Water accounts for a relatively small share of energy consumption and costs. The worst-case scenario for both parameters is desalination. Reverse osmosis is the main technology for desalination, accounting for nearly 70 percent of global capacity. The technology costs $1900- $2000 / m³/d and has a learning curve rate of 15%. At this investment cost, the treatment cost is about $1 /m³, and may be lower in areas where electricity costs are low.

In addition, shipping costs will increase by about $1-2 per m³. Even in this case, water treatment costs are about $0.05 /kgH2. To put this in perspective, the cost of renewable hydrogen can be $2-3 /kgH2 if good renewable resources are available, while the cost of the average resource is $4-5 /kgH2.

So in this conservative scenario, water would cost less than 2 percent of the total. The use of seawater can increase the amount of water recovered by 2.5 to 5 times (in terms of recovery factor).

Energy consumption

Looking at the energy consumption of desalination, it is also very small compared to the amount of electricity needed to input the electrolytic cell. The current operating reverse osmosis unit consumes about 3.0 kW/m3. In contrast, thermal desalination plants have much higher energy consumption, ranging from 40 to 80 KWH/m3, with additional power requirements ranging from 2.5 to 5 KWH/m3, depending on the desalination technology. Taking the conservative case (i.e. higher energy demand) of a cogeneration plant as an example, assuming the use of a heat pump, the energy demand would be converted to about 0.7kWh/kg of hydrogen. To put this in perspective, the electricity demand of the electrolytic cell is about 50-55kWh/kg, so even in the worst case scenario, the energy demand for desalination is about 1% of the total energy input to the system.

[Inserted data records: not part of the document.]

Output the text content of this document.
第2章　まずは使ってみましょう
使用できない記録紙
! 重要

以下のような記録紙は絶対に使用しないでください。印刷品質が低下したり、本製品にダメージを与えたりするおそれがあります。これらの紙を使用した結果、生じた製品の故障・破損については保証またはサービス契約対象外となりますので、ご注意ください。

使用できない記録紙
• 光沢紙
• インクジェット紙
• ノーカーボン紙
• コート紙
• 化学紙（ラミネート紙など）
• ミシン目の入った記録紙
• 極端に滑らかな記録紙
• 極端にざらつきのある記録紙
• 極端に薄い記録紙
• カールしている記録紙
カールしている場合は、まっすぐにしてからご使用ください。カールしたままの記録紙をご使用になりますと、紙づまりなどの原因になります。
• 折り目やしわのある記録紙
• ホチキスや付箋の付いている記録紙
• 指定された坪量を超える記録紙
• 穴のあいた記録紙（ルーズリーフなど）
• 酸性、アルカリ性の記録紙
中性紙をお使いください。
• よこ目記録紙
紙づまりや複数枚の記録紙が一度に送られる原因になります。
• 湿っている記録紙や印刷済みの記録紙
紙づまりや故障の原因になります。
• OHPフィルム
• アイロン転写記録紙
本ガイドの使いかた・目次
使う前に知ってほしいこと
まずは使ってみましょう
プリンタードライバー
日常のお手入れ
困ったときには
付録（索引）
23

One challenge of desalination is the disposal of salt water, which can have an impact on local Marine ecosystems. This brine can be further treated to reduce its environmental impact, thus adding another $0.6-2.40 /m³ to the cost of water. In addition, electrolytic water quality is more stringent than drinking water and may result in higher treatment costs, but this is still expected to be small compared to the power input.

The water footprint of electrolytic water for hydrogen production is a very specific location parameter that depends on local water availability, consumption, degradation and pollution. The balance of ecosystems and the impact of long-term climate trends should be considered. Water consumption will be a major obstacle to scaling up renewable hydrogen.